The CBDT's notification comes as a relief for many non-residents who are trapped in India due to the lockdown. However, many cases are not covered by its scope. For example, many visitors may have cancelled their travel plans before 22 March 2020 not because they were quarantined, but simply because it may have been unsafe to travel abroad. Many individuals who were visiting India from mainland China or Hong Kong may have been unwilling to return home given the severe quarantine restrictions and protocols in place in those countries even prior to 22 March 2020.

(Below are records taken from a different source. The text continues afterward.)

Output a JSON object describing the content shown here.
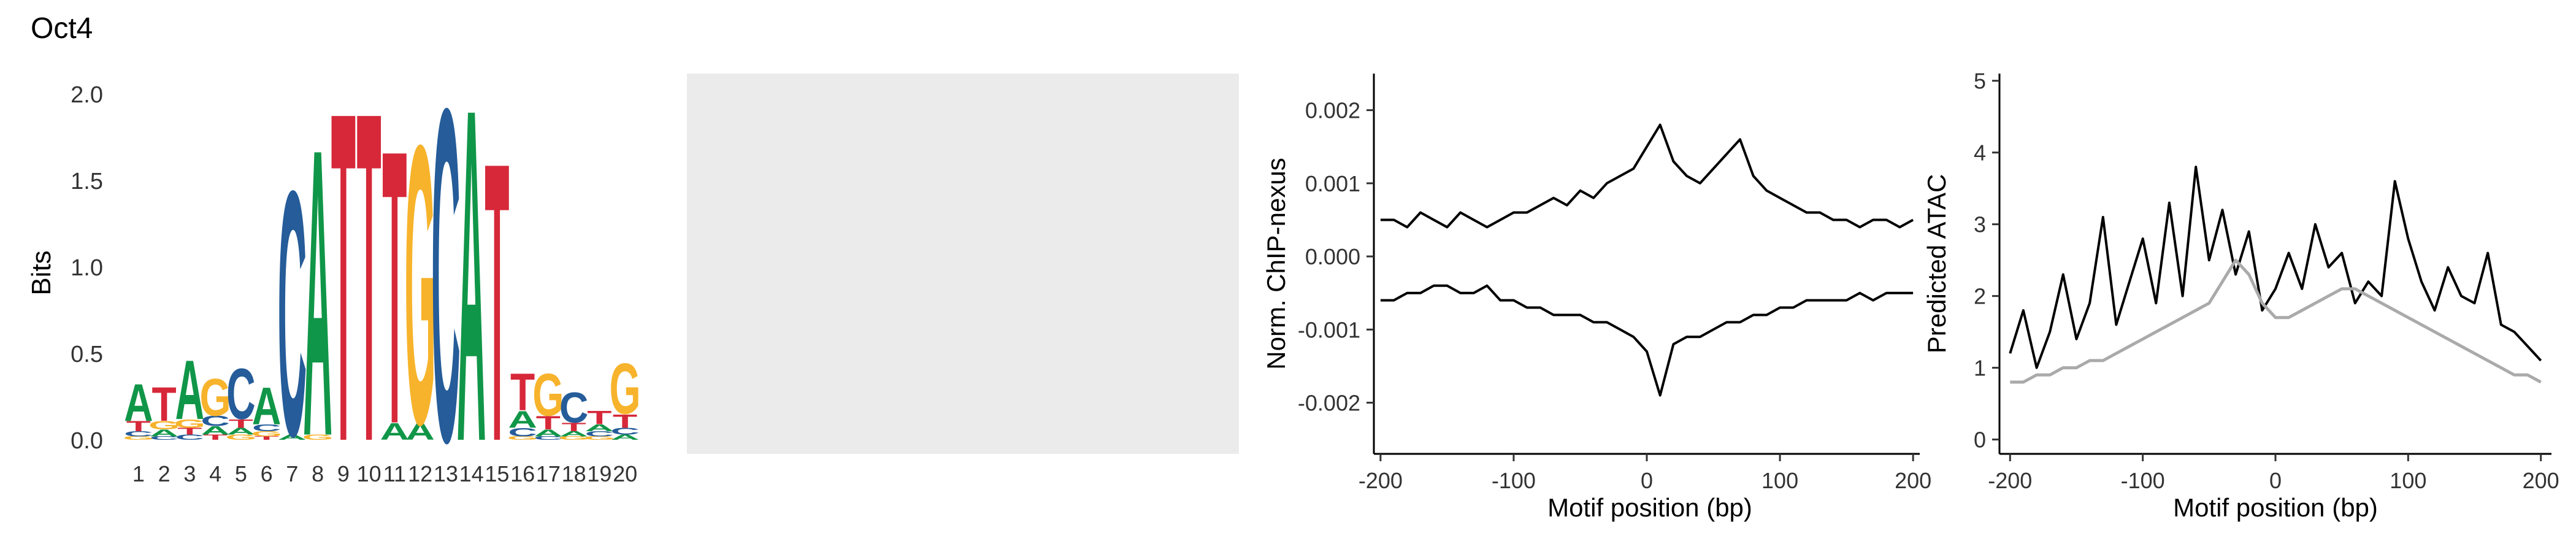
{
  "figure": {
    "title": "Oct4",
    "colors": {
      "A": "#109648",
      "C": "#255C99",
      "G": "#F7B32B",
      "T": "#D62839",
      "placeholder": "#EBEBEB",
      "chip": "#000000",
      "atac_observed": "#000000",
      "atac_predicted": "#AAAAAA"
    }
  },
  "chart_data": [
    {
      "type": "sequence-logo",
      "ylabel": "Bits",
      "ylim": [
        0,
        2
      ],
      "yticks": [
        "0.0",
        "0.5",
        "1.0",
        "1.5",
        "2.0"
      ],
      "positions": [
        "1",
        "2",
        "3",
        "4",
        "5",
        "6",
        "7",
        "8",
        "9",
        "10",
        "11",
        "12",
        "13",
        "14",
        "15",
        "16",
        "17",
        "18",
        "19",
        "20"
      ],
      "letters": [
        [
          {
            "base": "A",
            "bits": 0.22
          },
          {
            "base": "T",
            "bits": 0.06
          },
          {
            "base": "C",
            "bits": 0.03
          },
          {
            "base": "G",
            "bits": 0.02
          }
        ],
        [
          {
            "base": "T",
            "bits": 0.2
          },
          {
            "base": "G",
            "bits": 0.05
          },
          {
            "base": "A",
            "bits": 0.04
          },
          {
            "base": "C",
            "bits": 0.02
          }
        ],
        [
          {
            "base": "A",
            "bits": 0.35
          },
          {
            "base": "G",
            "bits": 0.05
          },
          {
            "base": "T",
            "bits": 0.04
          },
          {
            "base": "C",
            "bits": 0.03
          }
        ],
        [
          {
            "base": "G",
            "bits": 0.22
          },
          {
            "base": "C",
            "bits": 0.06
          },
          {
            "base": "A",
            "bits": 0.05
          },
          {
            "base": "T",
            "bits": 0.03
          }
        ],
        [
          {
            "base": "C",
            "bits": 0.3
          },
          {
            "base": "T",
            "bits": 0.05
          },
          {
            "base": "A",
            "bits": 0.04
          },
          {
            "base": "G",
            "bits": 0.03
          }
        ],
        [
          {
            "base": "A",
            "bits": 0.22
          },
          {
            "base": "C",
            "bits": 0.04
          },
          {
            "base": "G",
            "bits": 0.03
          },
          {
            "base": "T",
            "bits": 0.02
          }
        ],
        [
          {
            "base": "C",
            "bits": 1.45
          },
          {
            "base": "A",
            "bits": 0.03
          }
        ],
        [
          {
            "base": "A",
            "bits": 1.7
          },
          {
            "base": "G",
            "bits": 0.03
          }
        ],
        [
          {
            "base": "T",
            "bits": 1.95
          }
        ],
        [
          {
            "base": "T",
            "bits": 1.95
          }
        ],
        [
          {
            "base": "T",
            "bits": 1.62
          },
          {
            "base": "A",
            "bits": 0.1
          }
        ],
        [
          {
            "base": "G",
            "bits": 1.65
          },
          {
            "base": "A",
            "bits": 0.1
          }
        ],
        [
          {
            "base": "C",
            "bits": 1.97
          }
        ],
        [
          {
            "base": "A",
            "bits": 1.97
          }
        ],
        [
          {
            "base": "T",
            "bits": 1.65
          }
        ],
        [
          {
            "base": "T",
            "bits": 0.22
          },
          {
            "base": "A",
            "bits": 0.1
          },
          {
            "base": "C",
            "bits": 0.05
          },
          {
            "base": "G",
            "bits": 0.02
          }
        ],
        [
          {
            "base": "G",
            "bits": 0.25
          },
          {
            "base": "T",
            "bits": 0.08
          },
          {
            "base": "A",
            "bits": 0.04
          },
          {
            "base": "C",
            "bits": 0.02
          }
        ],
        [
          {
            "base": "C",
            "bits": 0.18
          },
          {
            "base": "T",
            "bits": 0.05
          },
          {
            "base": "A",
            "bits": 0.03
          },
          {
            "base": "G",
            "bits": 0.02
          }
        ],
        [
          {
            "base": "T",
            "bits": 0.08
          },
          {
            "base": "A",
            "bits": 0.04
          },
          {
            "base": "C",
            "bits": 0.03
          },
          {
            "base": "G",
            "bits": 0.02
          }
        ],
        [
          {
            "base": "G",
            "bits": 0.3
          },
          {
            "base": "T",
            "bits": 0.08
          },
          {
            "base": "C",
            "bits": 0.04
          },
          {
            "base": "A",
            "bits": 0.03
          }
        ]
      ]
    },
    {
      "type": "placeholder"
    },
    {
      "type": "line",
      "xlabel": "Motif position (bp)",
      "ylabel": "Norm. ChIP-nexus",
      "xlim": [
        -205,
        205
      ],
      "ylim": [
        -0.0027,
        0.0025
      ],
      "xticks": [
        "-200",
        "-100",
        "0",
        "100",
        "200"
      ],
      "yticks": [
        "-0.002",
        "-0.001",
        "0.000",
        "0.001",
        "0.002"
      ],
      "x": [
        -200,
        -190,
        -180,
        -170,
        -160,
        -150,
        -140,
        -130,
        -120,
        -110,
        -100,
        -90,
        -80,
        -70,
        -60,
        -50,
        -40,
        -30,
        -20,
        -10,
        0,
        10,
        20,
        30,
        40,
        50,
        60,
        70,
        80,
        90,
        100,
        110,
        120,
        130,
        140,
        150,
        160,
        170,
        180,
        190,
        200
      ],
      "series": [
        {
          "values": [
            0.0005,
            0.0005,
            0.0004,
            0.0006,
            0.0005,
            0.0004,
            0.0006,
            0.0005,
            0.0004,
            0.0005,
            0.0006,
            0.0006,
            0.0007,
            0.0008,
            0.0007,
            0.0009,
            0.0008,
            0.001,
            0.0011,
            0.0012,
            0.0015,
            0.0018,
            0.0013,
            0.0011,
            0.001,
            0.0012,
            0.0014,
            0.0016,
            0.0011,
            0.0009,
            0.0008,
            0.0007,
            0.0006,
            0.0006,
            0.0005,
            0.0005,
            0.0004,
            0.0005,
            0.0005,
            0.0004,
            0.0005
          ]
        },
        {
          "values": [
            -0.0006,
            -0.0006,
            -0.0005,
            -0.0005,
            -0.0004,
            -0.0004,
            -0.0005,
            -0.0005,
            -0.0004,
            -0.0006,
            -0.0006,
            -0.0007,
            -0.0007,
            -0.0008,
            -0.0008,
            -0.0008,
            -0.0009,
            -0.0009,
            -0.001,
            -0.0011,
            -0.0013,
            -0.0019,
            -0.0012,
            -0.0011,
            -0.0011,
            -0.001,
            -0.0009,
            -0.0009,
            -0.0008,
            -0.0008,
            -0.0007,
            -0.0007,
            -0.0006,
            -0.0006,
            -0.0006,
            -0.0006,
            -0.0005,
            -0.0006,
            -0.0005,
            -0.0005,
            -0.0005
          ]
        }
      ]
    },
    {
      "type": "line",
      "xlabel": "Motif position (bp)",
      "ylabel": "Predicted ATAC",
      "xlim": [
        -208,
        208
      ],
      "ylim": [
        -0.2,
        5.1
      ],
      "xticks": [
        "-200",
        "-100",
        "0",
        "100",
        "200"
      ],
      "yticks": [
        "0",
        "1",
        "2",
        "3",
        "4",
        "5"
      ],
      "x": [
        -200,
        -190,
        -180,
        -170,
        -160,
        -150,
        -140,
        -130,
        -120,
        -110,
        -100,
        -90,
        -80,
        -70,
        -60,
        -50,
        -40,
        -30,
        -20,
        -10,
        0,
        10,
        20,
        30,
        40,
        50,
        60,
        70,
        80,
        90,
        100,
        110,
        120,
        130,
        140,
        150,
        160,
        170,
        180,
        190,
        200
      ],
      "series": [
        {
          "values": [
            1.2,
            1.8,
            1.0,
            1.5,
            2.3,
            1.4,
            1.9,
            3.1,
            1.6,
            2.2,
            2.8,
            1.9,
            3.3,
            2.0,
            3.8,
            2.5,
            3.2,
            2.3,
            2.9,
            1.8,
            2.1,
            2.6,
            2.1,
            3.0,
            2.4,
            2.6,
            1.9,
            2.2,
            2.0,
            3.6,
            2.8,
            2.2,
            1.8,
            2.4,
            2.0,
            1.9,
            2.6,
            1.6,
            1.5,
            1.3,
            1.1
          ]
        },
        {
          "values": [
            0.8,
            0.8,
            0.9,
            0.9,
            1.0,
            1.0,
            1.1,
            1.1,
            1.2,
            1.3,
            1.4,
            1.5,
            1.6,
            1.7,
            1.8,
            1.9,
            2.2,
            2.5,
            2.3,
            1.9,
            1.7,
            1.7,
            1.8,
            1.9,
            2.0,
            2.1,
            2.1,
            2.0,
            1.9,
            1.8,
            1.7,
            1.6,
            1.5,
            1.4,
            1.3,
            1.2,
            1.1,
            1.0,
            0.9,
            0.9,
            0.8
          ]
        }
      ]
    }
  ]
}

A better CBDT relief package would be to extend said notification beyond the period during which flights to and from India are grounded. The CBDT could consider following Her Majesty's Royal Customs' and the Australian Taxation Office's lead in this regard by waiving a broader stay period (eg, from February 2020) on a case-by-case basis. However, this appears unlikely at this stage.

Comment

The CBDT is expected to provide further clarifications on this issue – for instance, whether:

  • the term 'quarantine' covers self-quarantine absent the advice of a health official; and
  • any special cases that do not fall within the scope of the notification may be made out to tax officers.

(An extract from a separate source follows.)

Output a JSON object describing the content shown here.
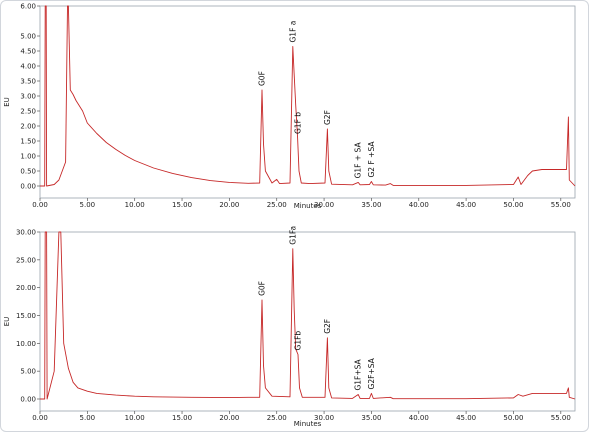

Further, the interplay of COVID-19-related relaxations with the recent amendments to the residency rules introduced by the Finance Act 2020 (eg, the concept of deemed residency and the introduction of a new monetary threshold of total income (excluding foreign source income) exceeding Rs1.5 million, on the basis of which the minimum number of days in India was reduced to 120) could lead to unexpected complications (for further details please see "Federal budget 2020-21: impact on Indian promoters" and "Finance Act 2020: COVID-19 and high-net-worth individuals"). The government has already announced that further relaxations to be issued once international flights resume will exclude the period of stay of stranded individuals up to the date on which such flights resume as normal. Absent further clarification, the 8 May 2020 notification is a step in the right direction to protect innocent NRIs from the draconian Indian tax requirements.

The COVID-19 situation has led to myriad residency conflicts for modern nomads. Such individuals should keep an eye out for further temporary relief measures from the CBDT while collecting evidence that they intended to leave India before the lockdown (should the CBDT permit case-by-case claims).

Endnotes

(1) OECD Secretariat Analysis of Tax Treaties and the Impact of the COVID-19 Crisis, 3 April 2020.

(2) CBDT Circular 11/2020, 8 May 2020, "Clarification in respect of residency under Section 6 of the Income Tax Act 1961".